How Big Should Our Parliament Be?

Certainly not larger than the 66-70 MPs it can have under the current system. Increasing it by 50% to over 100 or even by 11-15 as the PM would like to is out of the question. Justifying a bigger National Assembly (NA) because our population has doubled since 1968 is problematic for at least two reasons. One is that according to Google or an interpolation of decennial census figures the number of inhabitants in Mauritius has in fact increased by only 58%. Two is that the size of our NA rose by 75% between 1963 and 1967 while the number of citizens increased by a mere 9%. Interestingly using the 1963 as base year yields a parliament of 70 which is how big it is today. 

It's way better that we compare our population/MP ratio to those of other countries. On this yardstick we do very poorly – more than 140 parliaments out of 195 do better than us. This is precious information as we can use it to find an optimal size for our NA. That's done in the chart and we've highlighted Denmark because 40 is kind of a natural number for us as this is how many MPs we sent in 1959 and 1963 when we had single-member constituencies.

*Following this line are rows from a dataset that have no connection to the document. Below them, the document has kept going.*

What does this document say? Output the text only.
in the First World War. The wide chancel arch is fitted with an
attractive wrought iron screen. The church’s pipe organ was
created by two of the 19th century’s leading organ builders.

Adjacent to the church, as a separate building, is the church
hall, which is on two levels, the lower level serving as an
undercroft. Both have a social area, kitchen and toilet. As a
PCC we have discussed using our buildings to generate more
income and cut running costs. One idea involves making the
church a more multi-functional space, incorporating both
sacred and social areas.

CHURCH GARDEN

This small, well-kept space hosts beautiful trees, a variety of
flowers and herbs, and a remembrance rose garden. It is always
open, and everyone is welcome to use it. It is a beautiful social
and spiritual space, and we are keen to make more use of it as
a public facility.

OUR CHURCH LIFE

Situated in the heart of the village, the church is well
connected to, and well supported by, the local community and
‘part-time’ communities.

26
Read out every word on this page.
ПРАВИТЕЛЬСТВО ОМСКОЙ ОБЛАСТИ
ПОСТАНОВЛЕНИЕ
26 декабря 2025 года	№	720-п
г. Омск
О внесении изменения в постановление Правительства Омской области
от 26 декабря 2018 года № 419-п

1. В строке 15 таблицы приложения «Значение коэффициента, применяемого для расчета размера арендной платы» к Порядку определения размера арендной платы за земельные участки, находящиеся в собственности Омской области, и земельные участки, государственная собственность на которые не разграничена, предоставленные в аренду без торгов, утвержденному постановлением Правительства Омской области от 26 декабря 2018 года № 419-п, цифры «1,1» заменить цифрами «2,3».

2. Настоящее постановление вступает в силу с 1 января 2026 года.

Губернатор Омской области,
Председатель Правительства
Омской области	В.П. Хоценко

The number of electors is not a useful measure either as this can increase with policy decisions – like it did in 1975 when the legal age was reduced by three years. Plus we shouldn't forget that the number of Indian electors increased by half a billion from 1977 to 2014 without any increase in the number of MPs. Besides we definitely don't want more MPs when we look at their average output especially when we know that each one costs us at least Rs2.6 million per year. What we need instead are recall elections.